Most of the Internet now runs on Linux. So does Google’s Android software for phones and tablets — Android ɪs Linux. Linux is the industry standard for server and network infrastructure and mission-critical applications. It’s lean-and-mean, without the bloat and bugginess of Windows, or the high cost of the Mac OS.
It has, however, been too geeky and technical for everyday use by everyday folks like you and me. Using it meant memorizing gibberish commands, fiddling with custom drivers and arcane protocols, and praying for luck. Windows took care of all that housekeeping. Linux didn’t.
One of the Linux variations, called Ubuntu, has a desktop interface that compares favorably with Windows. I had tried Ubuntu before, and found it lacking. The latest version, however, gets my full five-star, two-thumbs-up rating.
You go to Ubuntu.com and download its desktop installer. This comes as an ISO (disk image) file, which you burn to a recordable DVD. You then boot your computer from the DVD. You know how to do this — but the site gives full instructions for those of us who may be rusty.
The installer gives you a choice: Replace your current operating system, wiping out everything — or install Linux alongside it in a dual-boot set-up. (I like that one.) You’ll also have the option to test-drive Linux from the DVD without installing anything.
The beauty of dual-booting is that even under Linux, you’ll still have full access to all your Windows files — photos, music, word-processing documents, spreadsheets, PDFs, and all the rest. You’ll still be able to edit them, albeit with (possibly) new software.
Ubuntu Linux comes decked out with software. There’s the wonderful LibreOffice suite that handles all your Microsoft Office documents. The FireFox web browser is built in, though you can switch to Chrome if you like. (For some reason they call it Chromium here.) There’s the RhythmBox music player. There’s an intuitive file manager. There’s a Software Center that connects you to thousands of free and paid applications.

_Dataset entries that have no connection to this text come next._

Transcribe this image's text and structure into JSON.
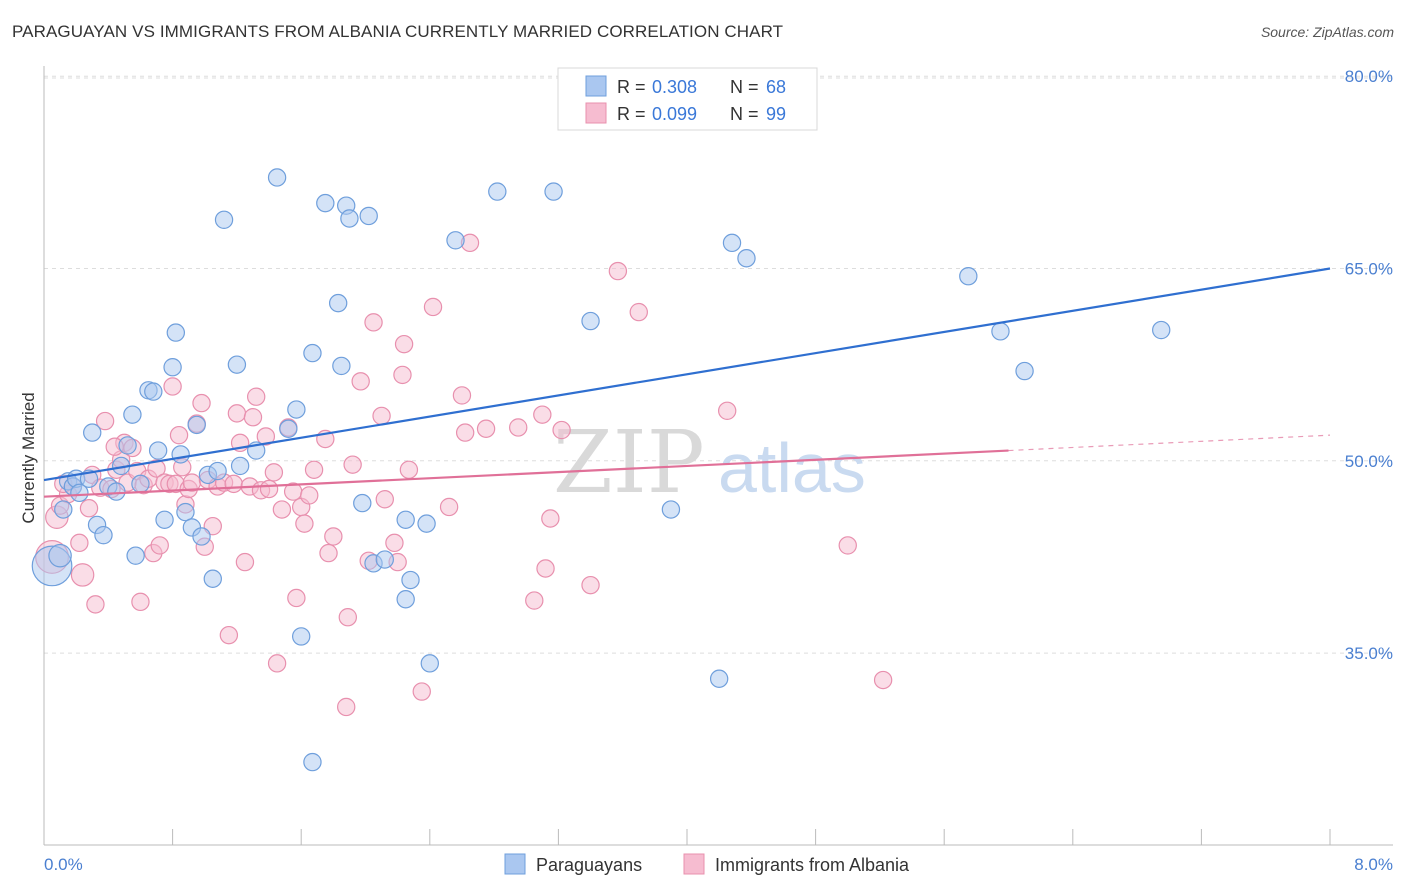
{
  "title": "PARAGUAYAN VS IMMIGRANTS FROM ALBANIA CURRENTLY MARRIED CORRELATION CHART",
  "source": "Source: ZipAtlas.com",
  "watermark": {
    "zip": "ZIP",
    "atlas": "atlas"
  },
  "colors": {
    "blue_fill": "#aac7f0",
    "blue_stroke": "#6f9fdc",
    "blue_line": "#2f6fd0",
    "pink_fill": "#f6bcd0",
    "pink_stroke": "#e890ae",
    "pink_line": "#e07098",
    "grid": "#dddddd",
    "tick_text": "#4a7fd0"
  },
  "legend": {
    "r_label": "R =",
    "n_label": "N =",
    "items": [
      {
        "r": "0.308",
        "n": "68"
      },
      {
        "r": "0.099",
        "n": "99"
      }
    ]
  },
  "chart_data": {
    "type": "scatter",
    "title": "PARAGUAYAN VS IMMIGRANTS FROM ALBANIA CURRENTLY MARRIED CORRELATION CHART",
    "xlabel": "",
    "ylabel": "Currently Married",
    "xlim": [
      0,
      8
    ],
    "ylim": [
      20,
      83
    ],
    "x_tick_labels": [
      "0.0%",
      "8.0%"
    ],
    "y_ticks": [
      35,
      50,
      65,
      80
    ],
    "y_tick_labels": [
      "35.0%",
      "50.0%",
      "65.0%",
      "80.0%"
    ],
    "grid": "horizontal dashed",
    "legend_position": "top-center",
    "series": [
      {
        "name": "Paraguayans",
        "color": "#6f9fdc",
        "trend": {
          "x": [
            0,
            8
          ],
          "y": [
            48.5,
            65.0
          ]
        },
        "points": [
          [
            0.05,
            41.8,
            2.3
          ],
          [
            0.1,
            42.6,
            1.3
          ],
          [
            0.12,
            46.2,
            1
          ],
          [
            0.15,
            48.4,
            1
          ],
          [
            0.18,
            48.0,
            1
          ],
          [
            0.2,
            48.6,
            1
          ],
          [
            0.22,
            47.5,
            1
          ],
          [
            0.28,
            48.6,
            1
          ],
          [
            0.3,
            52.2,
            1
          ],
          [
            0.33,
            45.0,
            1
          ],
          [
            0.37,
            44.2,
            1
          ],
          [
            0.4,
            48.0,
            1
          ],
          [
            0.45,
            47.6,
            1
          ],
          [
            0.48,
            49.6,
            1
          ],
          [
            0.52,
            51.2,
            1
          ],
          [
            0.55,
            53.6,
            1
          ],
          [
            0.57,
            42.6,
            1
          ],
          [
            0.6,
            48.2,
            1
          ],
          [
            0.65,
            55.5,
            1
          ],
          [
            0.68,
            55.4,
            1
          ],
          [
            0.71,
            50.8,
            1
          ],
          [
            0.75,
            45.4,
            1
          ],
          [
            0.8,
            57.3,
            1
          ],
          [
            0.82,
            60.0,
            1
          ],
          [
            0.85,
            50.5,
            1
          ],
          [
            0.88,
            46.0,
            1
          ],
          [
            0.92,
            44.8,
            1
          ],
          [
            0.95,
            52.8,
            1
          ],
          [
            0.98,
            44.1,
            1
          ],
          [
            1.02,
            48.9,
            1
          ],
          [
            1.05,
            40.8,
            1
          ],
          [
            1.08,
            49.2,
            1
          ],
          [
            1.12,
            68.8,
            1
          ],
          [
            1.2,
            57.5,
            1
          ],
          [
            1.22,
            49.6,
            1
          ],
          [
            1.32,
            50.8,
            1
          ],
          [
            1.45,
            72.1,
            1
          ],
          [
            1.52,
            52.5,
            1
          ],
          [
            1.57,
            54.0,
            1
          ],
          [
            1.6,
            36.3,
            1
          ],
          [
            1.67,
            26.5,
            1
          ],
          [
            1.67,
            58.4,
            1
          ],
          [
            1.75,
            70.1,
            1
          ],
          [
            1.83,
            62.3,
            1
          ],
          [
            1.85,
            57.4,
            1
          ],
          [
            1.88,
            69.9,
            1
          ],
          [
            1.9,
            68.9,
            1
          ],
          [
            1.98,
            46.7,
            1
          ],
          [
            2.02,
            69.1,
            1
          ],
          [
            2.05,
            42.0,
            1
          ],
          [
            2.12,
            42.3,
            1
          ],
          [
            2.25,
            39.2,
            1
          ],
          [
            2.25,
            45.4,
            1
          ],
          [
            2.28,
            40.7,
            1
          ],
          [
            2.38,
            45.1,
            1
          ],
          [
            2.4,
            34.2,
            1
          ],
          [
            2.56,
            67.2,
            1
          ],
          [
            2.82,
            71.0,
            1
          ],
          [
            3.17,
            71.0,
            1
          ],
          [
            3.4,
            60.9,
            1
          ],
          [
            3.9,
            46.2,
            1
          ],
          [
            4.2,
            33.0,
            1
          ],
          [
            4.28,
            67.0,
            1
          ],
          [
            4.37,
            65.8,
            1
          ],
          [
            5.75,
            64.4,
            1
          ],
          [
            5.95,
            60.1,
            1
          ],
          [
            6.1,
            57.0,
            1
          ],
          [
            6.95,
            60.2,
            1
          ]
        ]
      },
      {
        "name": "Immigrants from Albania",
        "color": "#e890ae",
        "trend": {
          "x": [
            0,
            6.0
          ],
          "y": [
            47.2,
            50.8
          ]
        },
        "trend_extension": {
          "x": [
            6.0,
            8
          ],
          "y": [
            50.8,
            52.0
          ]
        },
        "points": [
          [
            0.05,
            42.5,
            1.9
          ],
          [
            0.08,
            45.6,
            1.3
          ],
          [
            0.1,
            46.5,
            1
          ],
          [
            0.15,
            47.4,
            1
          ],
          [
            0.18,
            48.0,
            1
          ],
          [
            0.22,
            43.6,
            1
          ],
          [
            0.24,
            41.1,
            1.3
          ],
          [
            0.28,
            46.3,
            1
          ],
          [
            0.3,
            48.9,
            1
          ],
          [
            0.32,
            38.8,
            1
          ],
          [
            0.35,
            47.9,
            1
          ],
          [
            0.38,
            53.1,
            1
          ],
          [
            0.42,
            47.8,
            1
          ],
          [
            0.45,
            49.3,
            1
          ],
          [
            0.48,
            50.1,
            1
          ],
          [
            0.5,
            51.4,
            1
          ],
          [
            0.52,
            48.3,
            1
          ],
          [
            0.55,
            51.0,
            1
          ],
          [
            0.58,
            49.2,
            1
          ],
          [
            0.6,
            39.0,
            1
          ],
          [
            0.62,
            48.1,
            1
          ],
          [
            0.65,
            48.6,
            1
          ],
          [
            0.68,
            42.8,
            1
          ],
          [
            0.7,
            49.4,
            1
          ],
          [
            0.72,
            43.4,
            1
          ],
          [
            0.75,
            48.3,
            1
          ],
          [
            0.78,
            48.2,
            1
          ],
          [
            0.8,
            55.8,
            1
          ],
          [
            0.82,
            48.2,
            1
          ],
          [
            0.84,
            52.0,
            1
          ],
          [
            0.86,
            49.5,
            1
          ],
          [
            0.88,
            46.6,
            1
          ],
          [
            0.9,
            47.8,
            1
          ],
          [
            0.92,
            48.3,
            1
          ],
          [
            0.95,
            52.9,
            1
          ],
          [
            0.98,
            54.5,
            1
          ],
          [
            1.0,
            43.3,
            1
          ],
          [
            1.02,
            48.5,
            1
          ],
          [
            1.05,
            44.9,
            1
          ],
          [
            1.08,
            48.0,
            1
          ],
          [
            1.12,
            48.3,
            1
          ],
          [
            1.15,
            36.4,
            1
          ],
          [
            1.18,
            48.2,
            1
          ],
          [
            1.2,
            53.7,
            1
          ],
          [
            1.22,
            51.4,
            1
          ],
          [
            1.25,
            42.1,
            1
          ],
          [
            1.28,
            48.0,
            1
          ],
          [
            1.3,
            53.4,
            1
          ],
          [
            1.32,
            55.0,
            1
          ],
          [
            1.35,
            47.7,
            1
          ],
          [
            1.38,
            51.9,
            1
          ],
          [
            1.4,
            47.8,
            1
          ],
          [
            1.43,
            49.1,
            1
          ],
          [
            1.45,
            34.2,
            1
          ],
          [
            1.48,
            46.2,
            1
          ],
          [
            1.52,
            52.6,
            1
          ],
          [
            1.55,
            47.6,
            1
          ],
          [
            1.57,
            39.3,
            1
          ],
          [
            1.6,
            46.4,
            1
          ],
          [
            1.62,
            45.1,
            1
          ],
          [
            1.65,
            47.3,
            1
          ],
          [
            1.68,
            49.3,
            1
          ],
          [
            1.75,
            51.7,
            1
          ],
          [
            1.77,
            42.8,
            1
          ],
          [
            1.8,
            44.1,
            1
          ],
          [
            1.88,
            30.8,
            1
          ],
          [
            1.89,
            37.8,
            1
          ],
          [
            1.92,
            49.7,
            1
          ],
          [
            1.97,
            56.2,
            1
          ],
          [
            2.02,
            42.2,
            1
          ],
          [
            2.05,
            60.8,
            1
          ],
          [
            2.1,
            53.5,
            1
          ],
          [
            2.12,
            47.0,
            1
          ],
          [
            2.18,
            43.6,
            1
          ],
          [
            2.2,
            42.1,
            1
          ],
          [
            2.23,
            56.7,
            1
          ],
          [
            2.24,
            59.1,
            1
          ],
          [
            2.27,
            49.3,
            1
          ],
          [
            2.35,
            32.0,
            1
          ],
          [
            2.42,
            62.0,
            1
          ],
          [
            2.52,
            46.4,
            1
          ],
          [
            2.6,
            55.1,
            1
          ],
          [
            2.62,
            52.2,
            1
          ],
          [
            2.65,
            67.0,
            1
          ],
          [
            2.75,
            52.5,
            1
          ],
          [
            2.95,
            52.6,
            1
          ],
          [
            3.05,
            39.1,
            1
          ],
          [
            3.1,
            53.6,
            1
          ],
          [
            3.12,
            41.6,
            1
          ],
          [
            3.15,
            45.5,
            1
          ],
          [
            3.22,
            52.4,
            1
          ],
          [
            3.4,
            40.3,
            1
          ],
          [
            3.57,
            64.8,
            1
          ],
          [
            3.7,
            61.6,
            1
          ],
          [
            4.25,
            53.9,
            1
          ],
          [
            5.0,
            43.4,
            1
          ],
          [
            5.22,
            32.9,
            1
          ],
          [
            0.12,
            48.2,
            1
          ],
          [
            0.44,
            51.1,
            1
          ]
        ]
      }
    ]
  },
  "bottom_legend": [
    {
      "label": "Paraguayans"
    },
    {
      "label": "Immigrants from Albania"
    }
  ]
}
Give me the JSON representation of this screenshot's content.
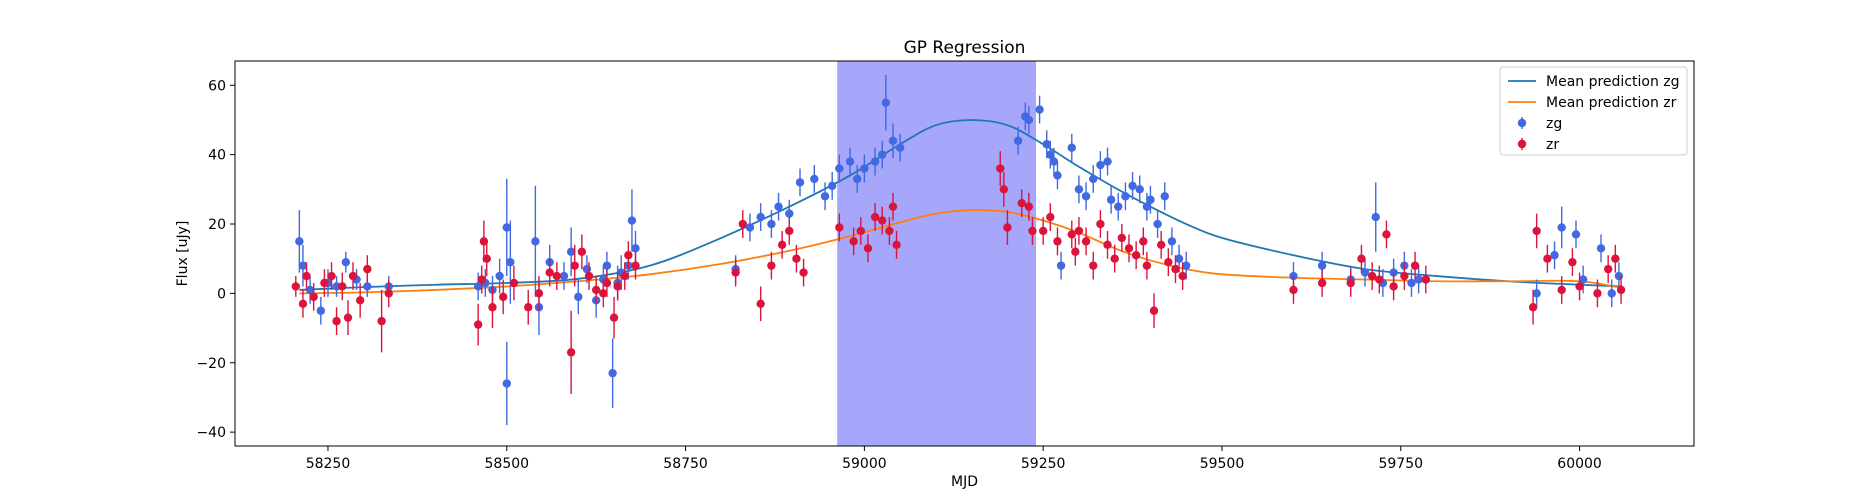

With more and more stuff migrating to the online “cloud”, software isn’t as critical as it used to be anyway. Google Docs and Microsoft Office have free online versions. Some of the best photo-editing and video-crunching apps are browser-based. After a while you won’t notice much difference, except for things working more smoothly and simply.
Bob Rankin, whose AskBobRankin.com newsletter alerted me to this recent Ubuntu breakthrough, suggests a Linux use that’s hard to pass up: Do you have an older Windows XP computer? If so, it probably still works fine — except that Microsoft has ended support for XP, including security updates. It’s therefore an open door for hackers.
What you can do is install dual-boot Ubuntu Linux on your XP system. It will now run securely, probably faster than it did even when new. (Linux tends to work great on older hardware.)
Another reason: Windows tends to break down as a result of missing or corrupted files. Then it won’t complete the boot cycle. But it’s likely you’d be able to boot into Linux instead. From there you could identify, download, and reinstall the problem files without resorting to install disks or repair consoles.
The best news, however, is as I’ve said: We’re free! That includes freedom to stay with Windows for as long as we like. The difference henceforth is that we are its master, not its slave.
Thank you, Linus Torvalds. Thank you, Ubuntu. Thank you, Linux. Sometimes freedom really is free.